- China will cut tariffs in half on $75 billion worth of imports from the U.S., according to a translation of a statement from China's Ministry of Finance. The changes will take effect Feb. 14.
- The move follows the Trump administration's announcement during the signing of a phase one trade deal to reduce the tariff rate from 15% to 7.5% on Feb. 14 on about $120 billion worth of imports from China.
- China's decreased duty rate will apply to goods that faced tariffs starting Sept. 1, 2019. Tariffs of 10% will reduce to 5%, and 5% will reduce to 2.5%, the Ministry of Finance statement said.
Cutting back tariffs, as part of the phase one trade deal between the U.S. and China, represents a thawing of tensions between the two nations and will offer relief for many U.S. exporters and Chinese importers.

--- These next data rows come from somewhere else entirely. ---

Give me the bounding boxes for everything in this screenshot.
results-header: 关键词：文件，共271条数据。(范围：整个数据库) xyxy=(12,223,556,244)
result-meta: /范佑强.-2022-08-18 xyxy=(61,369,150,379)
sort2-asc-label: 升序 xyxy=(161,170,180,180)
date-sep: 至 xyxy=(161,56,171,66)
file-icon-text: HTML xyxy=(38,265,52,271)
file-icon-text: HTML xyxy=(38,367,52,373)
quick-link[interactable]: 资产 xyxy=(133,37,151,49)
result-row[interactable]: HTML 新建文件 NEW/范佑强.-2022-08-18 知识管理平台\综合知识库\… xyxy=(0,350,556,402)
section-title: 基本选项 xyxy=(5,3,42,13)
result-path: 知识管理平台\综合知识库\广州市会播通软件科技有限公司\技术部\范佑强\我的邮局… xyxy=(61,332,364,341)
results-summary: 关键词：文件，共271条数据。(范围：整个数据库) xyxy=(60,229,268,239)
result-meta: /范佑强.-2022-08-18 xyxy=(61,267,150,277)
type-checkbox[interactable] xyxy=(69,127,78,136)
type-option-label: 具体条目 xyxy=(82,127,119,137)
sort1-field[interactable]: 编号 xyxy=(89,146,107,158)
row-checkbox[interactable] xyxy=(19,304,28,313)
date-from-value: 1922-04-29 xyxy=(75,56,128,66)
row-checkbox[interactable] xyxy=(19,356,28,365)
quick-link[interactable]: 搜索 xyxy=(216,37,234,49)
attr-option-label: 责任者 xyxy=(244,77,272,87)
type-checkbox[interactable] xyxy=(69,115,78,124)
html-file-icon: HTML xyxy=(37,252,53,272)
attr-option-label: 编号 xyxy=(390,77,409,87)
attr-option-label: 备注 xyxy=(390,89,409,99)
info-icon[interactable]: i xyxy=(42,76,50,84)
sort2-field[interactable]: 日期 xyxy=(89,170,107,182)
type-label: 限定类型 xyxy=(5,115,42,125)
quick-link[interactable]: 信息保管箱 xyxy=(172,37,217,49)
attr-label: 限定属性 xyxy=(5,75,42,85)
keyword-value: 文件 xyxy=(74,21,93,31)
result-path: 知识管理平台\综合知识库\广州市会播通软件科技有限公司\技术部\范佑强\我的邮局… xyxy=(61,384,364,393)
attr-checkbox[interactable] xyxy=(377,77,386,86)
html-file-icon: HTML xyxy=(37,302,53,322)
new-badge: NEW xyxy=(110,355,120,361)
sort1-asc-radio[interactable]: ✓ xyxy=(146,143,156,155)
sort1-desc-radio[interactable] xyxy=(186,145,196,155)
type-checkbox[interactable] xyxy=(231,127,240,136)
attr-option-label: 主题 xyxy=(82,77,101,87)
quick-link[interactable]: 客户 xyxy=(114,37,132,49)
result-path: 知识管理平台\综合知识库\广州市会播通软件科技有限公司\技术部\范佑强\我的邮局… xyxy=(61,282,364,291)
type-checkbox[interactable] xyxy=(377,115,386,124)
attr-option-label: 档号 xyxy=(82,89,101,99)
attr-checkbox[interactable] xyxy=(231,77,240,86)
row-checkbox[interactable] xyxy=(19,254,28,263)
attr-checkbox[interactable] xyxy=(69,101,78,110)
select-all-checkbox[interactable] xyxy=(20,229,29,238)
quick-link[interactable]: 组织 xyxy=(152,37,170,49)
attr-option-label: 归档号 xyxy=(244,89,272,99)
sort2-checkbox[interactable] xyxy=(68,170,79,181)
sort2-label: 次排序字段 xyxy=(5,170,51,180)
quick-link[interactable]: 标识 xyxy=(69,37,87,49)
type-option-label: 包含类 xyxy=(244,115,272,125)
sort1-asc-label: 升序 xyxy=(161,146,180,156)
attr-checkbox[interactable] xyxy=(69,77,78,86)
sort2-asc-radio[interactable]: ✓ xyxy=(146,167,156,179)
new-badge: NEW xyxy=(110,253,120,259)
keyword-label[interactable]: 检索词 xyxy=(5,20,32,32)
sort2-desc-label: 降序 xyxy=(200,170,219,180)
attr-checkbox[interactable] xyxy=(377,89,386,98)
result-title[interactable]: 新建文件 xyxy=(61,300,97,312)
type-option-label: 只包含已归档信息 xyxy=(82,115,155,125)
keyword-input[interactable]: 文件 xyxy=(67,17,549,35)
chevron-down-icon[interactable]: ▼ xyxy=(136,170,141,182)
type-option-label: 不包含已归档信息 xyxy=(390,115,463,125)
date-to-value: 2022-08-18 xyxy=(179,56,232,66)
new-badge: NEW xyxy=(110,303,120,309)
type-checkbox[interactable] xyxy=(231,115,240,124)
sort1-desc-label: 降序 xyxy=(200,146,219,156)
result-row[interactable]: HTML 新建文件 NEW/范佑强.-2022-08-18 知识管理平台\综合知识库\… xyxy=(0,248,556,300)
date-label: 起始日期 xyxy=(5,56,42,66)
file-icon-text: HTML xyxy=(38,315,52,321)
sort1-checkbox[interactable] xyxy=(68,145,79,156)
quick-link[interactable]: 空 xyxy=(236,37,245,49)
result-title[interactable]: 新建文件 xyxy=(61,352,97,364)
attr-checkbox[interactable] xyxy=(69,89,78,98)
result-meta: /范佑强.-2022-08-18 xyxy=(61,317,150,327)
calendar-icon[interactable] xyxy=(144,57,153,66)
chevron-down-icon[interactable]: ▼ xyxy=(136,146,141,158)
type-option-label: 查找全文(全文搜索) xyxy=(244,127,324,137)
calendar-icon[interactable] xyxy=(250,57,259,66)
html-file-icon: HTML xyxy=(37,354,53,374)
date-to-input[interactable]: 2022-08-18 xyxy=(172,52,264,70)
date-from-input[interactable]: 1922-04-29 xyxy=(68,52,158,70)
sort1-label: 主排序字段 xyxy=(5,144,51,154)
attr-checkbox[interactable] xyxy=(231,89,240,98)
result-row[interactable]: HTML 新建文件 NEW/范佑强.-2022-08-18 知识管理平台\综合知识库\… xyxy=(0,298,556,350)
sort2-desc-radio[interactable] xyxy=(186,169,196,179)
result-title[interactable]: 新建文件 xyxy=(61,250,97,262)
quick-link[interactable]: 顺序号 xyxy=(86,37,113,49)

Experts told sister publication Supply Chain Dive the trade war and tariffs put supply chain managers on high alert, despite an apparent easing of tensions. Many businesses have prioritized geopolitical factors in their risk mitigation strategy, and they don't expect businesses to reverse course even if the U.S. and China eliminate more tariffs.
Agricultural producers in the U.S. have struggled as Chinese buyers seek products such as soybeans from nations without tariffs, namely Brazil.
China agreed to purchase an additional $200 billion of goods from the U.S. over two years as part of the trade deal, including $12.5 billion in agricultural products such as cereals, cotton, dairy products, meat, seafood and soybeans.
Because of the purchase agreement, Chinese buyers benefit from lowered import taxes on goods from the U.S.
"It would be inherently contradictory public policy to want more Chinese purchasers to buy American products and yet at the same time to make them more expensive than necessary because of such tariffs," Nelson Dong, senior partner at Dorsey & Whitney, said in an email.
Still, the trade war is far from over. The deal reduces tariffs on billions of dollars worth of goods but does not eliminate them. Tariffs on many agricultural exports to China are not entirely cut in half because the products faced tariffs in earlier rounds, which will remain at the same rate. As a result, the aggregate soybean tariff will fall from 30% to 27.5%, according to Bloomberg, and aggregate tariffs on beef, chicken and pork will drop from 35% to 30%.
China will have to follow through on the agreements outlined in the deal, which some analysts have noted is a tall order.
"In 2017, the U.S. exported approximately $170 billion to China, so the deal would require China to essentially more than double its purchases of U.S. products in the next two years, an outcome that is unrealistic at best," an analysis from Brookings stated. Quarantines and production stoppages due to the coronavirus outbreak in China could make the purchase requirements more difficult to meet.
Analysts and businesses are awaiting further details on phase two of the U.S.-China trade deal. In January, Treasury Secretary Steve Mnuchin said phase two would not necessarily be a "big bang" that eliminates all tariffs, according to The Wall Street Journal.
"The next step of adjustment depends on the development of the Sino-US economic and trade situation," China's Ministry of Finance said. "We hope to work with the United States towards the ultimate elimination of all tariff increases."